Nacemos, luchamos por una serie de objetivos hacia los que nos han ido vapuleando, y morimos. Todo irremediablemente, todo sin vuelta atrás. Tememos la muerte cuando en realidad deberíamos temer por la vida, en esa irónica sensación de control que tenemos sobre ella, porque sólo podremos modificar lo cotidiano, no nuestro final. Tenemos que pelear por nuevos propósitos, por que seamos recordados y sobrevivamos en el recuerdo por encima de nuestra existencia, que es cuanto tenemos.
Terminamos en una caja de una madera que pocas veces nos permitimos en vida, unas palabras de un sacerdote que poco nos conoció y que nos guía en la vida eterna y en unas lágrimas recogidas en unos cuantos pañuelos arrugados de los que nos despiden en los últimos momentos. Y luego sólo queda el recuerdo; se olvida todo cuanto erramos y perdura lo positivo. Y así es y será por todos los años que nuestros conocidos se preocupen en mantenernos en sus pensamientos.
Y nuestros hijos sabrán que sus abuelos no fueron tan buenos como les contamos del mismo modo que yo sé que mi abuelo era un gran artista de carácter difícil. Y les querrán, tanto como nosotros queremos a los que no llegamos a conocer. Sólo por extensión, sólo por una foto olvidada en un cajón en los que se les ve sonriendo; sólo por una flor aplastada en la contraportada de un viejo libro, o sólo porque heredamos alguno de sus gestos.
Hace años pensaba que no hacíamos historia, pero son tantas las personas que nos cruzamos cada día, y tantas las percepciones e interpretaciones de nuestras anécdotas, que es imposible que en algún momento no hayas iluminado la conciencia del más inesperado, o que no ayudases en un gesto casi imperceptible para ti a alguien. 
Somos y seremos; y tú, abuela, siempre serás para mi. No te olvido.

martes, 1 de mayo de 2012

Gente

Llevo confusa muchas semanas. No sé exactamente lo que pensar, pero soy incapaz de sentirme a gusto ni conmigo ni con los que me rodean.
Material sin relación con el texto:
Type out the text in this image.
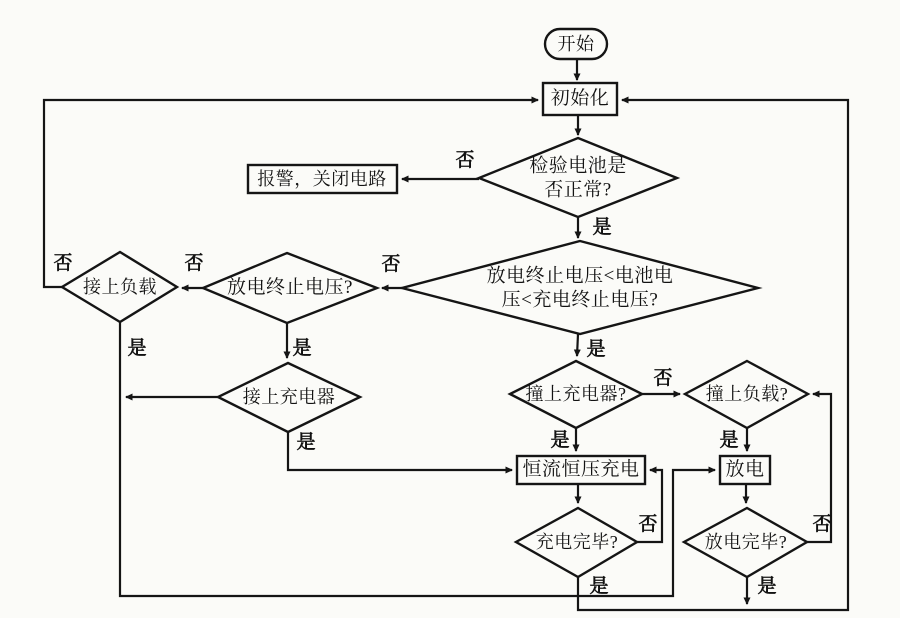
开始
初始化
检验电池是否正常?
报警，关闭电路
放电终止电压<电池电压<充电终止电压?
放电终止电压?
接上负载
接上充电器	撞上充电器?	撞上负载?
恒流恒压充电	放电
充电完毕?	放电完毕?
否
是
否
否
否
是	是
是
是
否
是	是
否	否
是	是
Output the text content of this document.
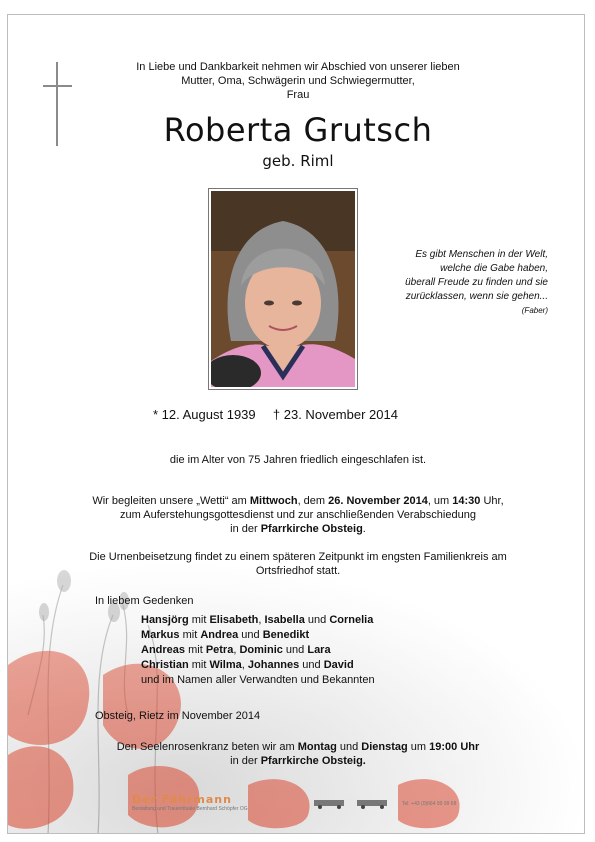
In Liebe und Dankbarkeit nehmen wir Abschied von unserer lieben
Mutter, Oma, Schwägerin und Schwiegermutter,
Frau
Roberta Grutsch
geb. Riml
Es gibt Menschen in der Welt,
welche die Gabe haben,
überall Freude zu finden und sie
zurücklassen, wenn sie gehen...
(Faber)
* 12. August 1939 † 23. November 2014
die im Alter von 75 Jahren friedlich eingeschlafen ist.
Wir begleiten unsere „Wetti“ am Mittwoch, dem 26. November 2014, um 14:30 Uhr,
zum Auferstehungsgottesdienst und zur anschließenden Verabschiedung
in der Pfarrkirche Obsteig.
Die Urnenbeisetzung findet zu einem späteren Zeitpunkt im engsten Familienkreis am
Ortsfriedhof statt.
In liebem Gedenken
Hansjörg mit Elisabeth, Isabella und Cornelia
Markus mit Andrea und Benedikt
Andreas mit Petra, Dominic und Lara
Christian mit Wilma, Johannes und David
und im Namen aller Verwandten und Bekannten
Obsteig, Rietz im November 2014
Den Seelenrosenkranz beten wir am Montag und Dienstag um 19:00 Uhr
in der Pfarrkirche Obsteig.
Der Fährmann
Bestattung und Trauerrituale Bernhard Schöpfer OG
Tel: +43 (0)664 99 99 68
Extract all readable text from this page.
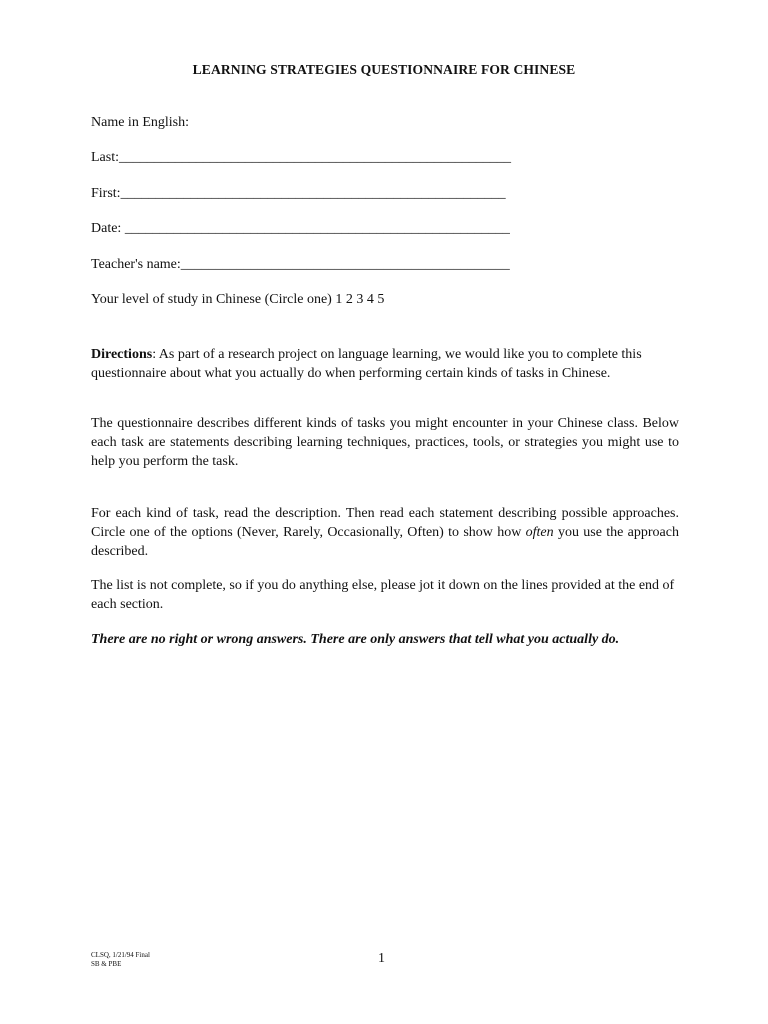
LEARNING STRATEGIES QUESTIONNAIRE FOR CHINESE
Name in English:
Last:________________________________________________________
First:_______________________________________________________
Date: _______________________________________________________
Teacher's name:_______________________________________________
Your level of study in Chinese (Circle one) 1 2 3 4 5
Directions: As part of a research project on language learning, we would like you to complete this questionnaire about what you actually do when performing certain kinds of tasks in Chinese.
The questionnaire describes different kinds of tasks you might encounter in your Chinese class. Below each task are statements describing learning techniques, practices, tools, or strategies you might use to help you perform the task.
For each kind of task, read the description. Then read each statement describing possible approaches. Circle one of the options (Never, Rarely, Occasionally, Often) to show how often you use the approach described.
The list is not complete, so if you do anything else, please jot it down on the lines provided at the end of each section.
There are no right or wrong answers. There are only answers that tell what you actually do.
CLSQ, 1/21/94 Final
SB & PBE	1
No hago nada que me satisfaga, no avanzo, no me halaga ningún comentario que sé que estaba hecho con ese fin...
Cuando comencé a escribir aquí, con el temor de que algún insensato derrochara su tiempo en leerme, lo hice en parte para desahogarme cuando se acercase ese momento que ya está al caer y que marca el final de esta etapa: la graduación. Se acabaron los apuntes, las clases, los profesores, las prácticas. Todo lo que sé hacer y que he ido puliendo a lo largo de estos 23 años se termina y comienza el trabajo, los compañeros, las nóminas, las deudas, las hipotecas... Estoy terriblemente feliz por eso, está claro, pero a la vez me embarga un profundo sentimiento de vacío, en el que no doy cabida a ninguno de los que me han acompañado los últimos seis años.
Este fin de semana me he ido reuniendo, aprovechando los días de puente, con esas personas que son como una constante en tu vida, los que siempre han estado ahí aunque cambiasen innumerables variables; y me han inundado de paz. Parece que cada vez que los veo, recuerdo que todo tiene un sentido y que hay gente que siempre permanece, aunque me fuera durante años de su lado. Son esos tipos con los que estás horas hablando y es el sueño el que separa las conversaciones.
Este puente, en medio de muchos sentimientos encontrados por muy diversos motivos, siento que hay personas que merecen demasiado la pena.